THE FUTURE IS HERE

Prafulla Dhariwal (OpenAI) – Jukebox: A Generative Model for Music

Prafulla Dhariwal (OpenAI)
Jukebox: A Generative Model for Music
Presentation recorded June 19, 2020

Abstract: Music is an extremely challenging domain for generative modeling: it’s highly diverse, humans are perceptive to small errors, and it has extremely long range dependencies to learn if generated as raw audio. We show it’s possible to generate music with singing directly in the raw audio domain. We tackle the long sequence lengths of raw audio using a multi-scale VQ-VAE to compress it to discrete codes, and model those using autoregressive Transformers. We show that the combined model at scale can generate high-fidelity and diverse songs with coherence up to multiple minutes. We can condition on artist and genre to steer the musical and vocal style, and on unaligned lyrics to make the singing more controllable.

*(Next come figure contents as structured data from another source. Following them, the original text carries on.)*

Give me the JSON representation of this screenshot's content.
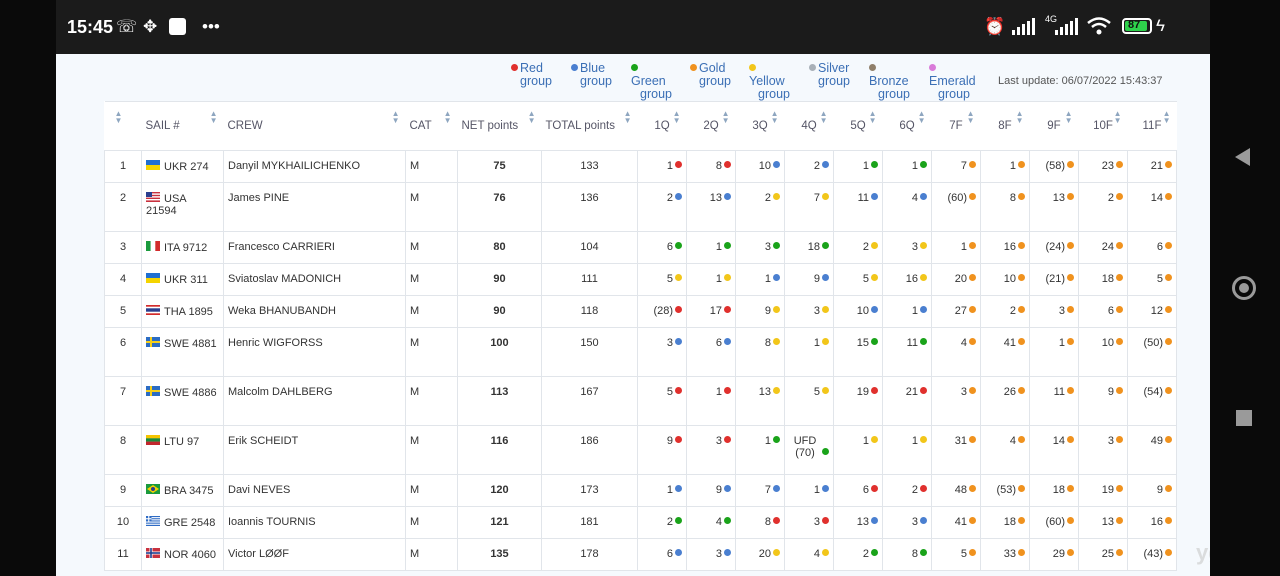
{
  "status": {
    "time": "15:45",
    "battery": "87",
    "net": "4G"
  },
  "legend": [
    {
      "label": "Red group",
      "color": "#e0302d"
    },
    {
      "label": "Blue group",
      "color": "#4a7fd0"
    },
    {
      "label": "Green group",
      "color": "#1aa31a"
    },
    {
      "label": "Gold group",
      "color": "#f0921e"
    },
    {
      "label": "Yellow group",
      "color": "#f2c61a"
    },
    {
      "label": "Silver group",
      "color": "#a8b0b8"
    },
    {
      "label": "Bronze group",
      "color": "#8f7f6a"
    },
    {
      "label": "Emerald group",
      "color": "#d97bd9"
    }
  ],
  "last_update": "Last update: 06/07/2022 15:43:37",
  "headers": {
    "sail": "SAIL #",
    "crew": "CREW",
    "cat": "CAT",
    "net": "NET points",
    "total": "TOTAL points",
    "races": [
      "1Q",
      "2Q",
      "3Q",
      "4Q",
      "5Q",
      "6Q",
      "7F",
      "8F",
      "9F",
      "10F",
      "11F"
    ]
  },
  "rows": [
    {
      "pos": "1",
      "flag": "ukr",
      "sail": "UKR 274",
      "crew": "Danyil MYKHAILICHENKO",
      "cat": "M",
      "net": "75",
      "total": "133",
      "races": [
        [
          "1",
          "red"
        ],
        [
          "8",
          "red"
        ],
        [
          "10",
          "blue"
        ],
        [
          "2",
          "blue"
        ],
        [
          "1",
          "green"
        ],
        [
          "1",
          "green"
        ],
        [
          "7",
          "gold"
        ],
        [
          "1",
          "gold"
        ],
        [
          "(58)",
          "gold"
        ],
        [
          "23",
          "gold"
        ],
        [
          "21",
          "gold"
        ]
      ]
    },
    {
      "pos": "2",
      "flag": "usa",
      "sail": "USA 21594",
      "crew": "James PINE",
      "cat": "M",
      "net": "76",
      "total": "136",
      "races": [
        [
          "2",
          "blue"
        ],
        [
          "13",
          "blue"
        ],
        [
          "2",
          "yellow"
        ],
        [
          "7",
          "yellow"
        ],
        [
          "11",
          "blue"
        ],
        [
          "4",
          "blue"
        ],
        [
          "(60)",
          "gold"
        ],
        [
          "8",
          "gold"
        ],
        [
          "13",
          "gold"
        ],
        [
          "2",
          "gold"
        ],
        [
          "14",
          "gold"
        ]
      ]
    },
    {
      "pos": "3",
      "flag": "ita",
      "sail": "ITA 9712",
      "crew": "Francesco CARRIERI",
      "cat": "M",
      "net": "80",
      "total": "104",
      "races": [
        [
          "6",
          "green"
        ],
        [
          "1",
          "green"
        ],
        [
          "3",
          "green"
        ],
        [
          "18",
          "green"
        ],
        [
          "2",
          "yellow"
        ],
        [
          "3",
          "yellow"
        ],
        [
          "1",
          "gold"
        ],
        [
          "16",
          "gold"
        ],
        [
          "(24)",
          "gold"
        ],
        [
          "24",
          "gold"
        ],
        [
          "6",
          "gold"
        ]
      ]
    },
    {
      "pos": "4",
      "flag": "ukr",
      "sail": "UKR 311",
      "crew": "Sviatoslav MADONICH",
      "cat": "M",
      "net": "90",
      "total": "111",
      "races": [
        [
          "5",
          "yellow"
        ],
        [
          "1",
          "yellow"
        ],
        [
          "1",
          "blue"
        ],
        [
          "9",
          "blue"
        ],
        [
          "5",
          "yellow"
        ],
        [
          "16",
          "yellow"
        ],
        [
          "20",
          "gold"
        ],
        [
          "10",
          "gold"
        ],
        [
          "(21)",
          "gold"
        ],
        [
          "18",
          "gold"
        ],
        [
          "5",
          "gold"
        ]
      ]
    },
    {
      "pos": "5",
      "flag": "tha",
      "sail": "THA 1895",
      "crew": "Weka BHANUBANDH",
      "cat": "M",
      "net": "90",
      "total": "118",
      "races": [
        [
          "(28)",
          "red"
        ],
        [
          "17",
          "red"
        ],
        [
          "9",
          "yellow"
        ],
        [
          "3",
          "yellow"
        ],
        [
          "10",
          "blue"
        ],
        [
          "1",
          "blue"
        ],
        [
          "27",
          "gold"
        ],
        [
          "2",
          "gold"
        ],
        [
          "3",
          "gold"
        ],
        [
          "6",
          "gold"
        ],
        [
          "12",
          "gold"
        ]
      ]
    },
    {
      "pos": "6",
      "flag": "swe",
      "sail": "SWE 4881",
      "crew": "Henric WIGFORSS",
      "cat": "M",
      "net": "100",
      "total": "150",
      "races": [
        [
          "3",
          "blue"
        ],
        [
          "6",
          "blue"
        ],
        [
          "8",
          "yellow"
        ],
        [
          "1",
          "yellow"
        ],
        [
          "15",
          "green"
        ],
        [
          "11",
          "green"
        ],
        [
          "4",
          "gold"
        ],
        [
          "41",
          "gold"
        ],
        [
          "1",
          "gold"
        ],
        [
          "10",
          "gold"
        ],
        [
          "(50)",
          "gold"
        ]
      ]
    },
    {
      "pos": "7",
      "flag": "swe",
      "sail": "SWE 4886",
      "crew": "Malcolm DAHLBERG",
      "cat": "M",
      "net": "113",
      "total": "167",
      "races": [
        [
          "5",
          "red"
        ],
        [
          "1",
          "red"
        ],
        [
          "13",
          "yellow"
        ],
        [
          "5",
          "yellow"
        ],
        [
          "19",
          "red"
        ],
        [
          "21",
          "red"
        ],
        [
          "3",
          "gold"
        ],
        [
          "26",
          "gold"
        ],
        [
          "11",
          "gold"
        ],
        [
          "9",
          "gold"
        ],
        [
          "(54)",
          "gold"
        ]
      ]
    },
    {
      "pos": "8",
      "flag": "ltu",
      "sail": "LTU 97",
      "crew": "Erik SCHEIDT",
      "cat": "M",
      "net": "116",
      "total": "186",
      "races": [
        [
          "9",
          "red"
        ],
        [
          "3",
          "red"
        ],
        [
          "1",
          "green"
        ],
        [
          "UFD (70)",
          "green"
        ],
        [
          "1",
          "yellow"
        ],
        [
          "1",
          "yellow"
        ],
        [
          "31",
          "gold"
        ],
        [
          "4",
          "gold"
        ],
        [
          "14",
          "gold"
        ],
        [
          "3",
          "gold"
        ],
        [
          "49",
          "gold"
        ]
      ]
    },
    {
      "pos": "9",
      "flag": "bra",
      "sail": "BRA 3475",
      "crew": "Davi NEVES",
      "cat": "M",
      "net": "120",
      "total": "173",
      "races": [
        [
          "1",
          "blue"
        ],
        [
          "9",
          "blue"
        ],
        [
          "7",
          "blue"
        ],
        [
          "1",
          "blue"
        ],
        [
          "6",
          "red"
        ],
        [
          "2",
          "red"
        ],
        [
          "48",
          "gold"
        ],
        [
          "(53)",
          "gold"
        ],
        [
          "18",
          "gold"
        ],
        [
          "19",
          "gold"
        ],
        [
          "9",
          "gold"
        ]
      ]
    },
    {
      "pos": "10",
      "flag": "gre",
      "sail": "GRE 2548",
      "crew": "Ioannis TOURNIS",
      "cat": "M",
      "net": "121",
      "total": "181",
      "races": [
        [
          "2",
          "green"
        ],
        [
          "4",
          "green"
        ],
        [
          "8",
          "red"
        ],
        [
          "3",
          "red"
        ],
        [
          "13",
          "blue"
        ],
        [
          "3",
          "blue"
        ],
        [
          "41",
          "gold"
        ],
        [
          "18",
          "gold"
        ],
        [
          "(60)",
          "gold"
        ],
        [
          "13",
          "gold"
        ],
        [
          "16",
          "gold"
        ]
      ]
    },
    {
      "pos": "11",
      "flag": "nor",
      "sail": "NOR 4060",
      "crew": "Victor LØØF",
      "cat": "M",
      "net": "135",
      "total": "178",
      "races": [
        [
          "6",
          "blue"
        ],
        [
          "3",
          "blue"
        ],
        [
          "20",
          "yellow"
        ],
        [
          "4",
          "yellow"
        ],
        [
          "2",
          "green"
        ],
        [
          "8",
          "green"
        ],
        [
          "5",
          "gold"
        ],
        [
          "33",
          "gold"
        ],
        [
          "29",
          "gold"
        ],
        [
          "25",
          "gold"
        ],
        [
          "(43)",
          "gold"
        ]
      ]
    }
  ],
  "watermark": "yg.info"
}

Bio: Prafulla Dhariwal is a research scientist at OpenAI leading work on generative models under the guidance of Ilya Sutskever. His work focuses on modeling high dimensional data while preserving fidelity and diversity, with prominent works being Glow, a normalizing flow generating high resolution images with fast sampling; and Variational Lossy Auto-encoder, a way to understand and prevent latent collapse with autoregressive decoders in VAE’s. In the past, he’s also worked on reinforcement learning, including PPO, a popular on-policy RL algorithm; and GamePad, an environment to make it easier to apply RL to formal theorem proving. He obtained his undergraduate degree from MIT in 2017 with a double major in Computer Science and Mathematics.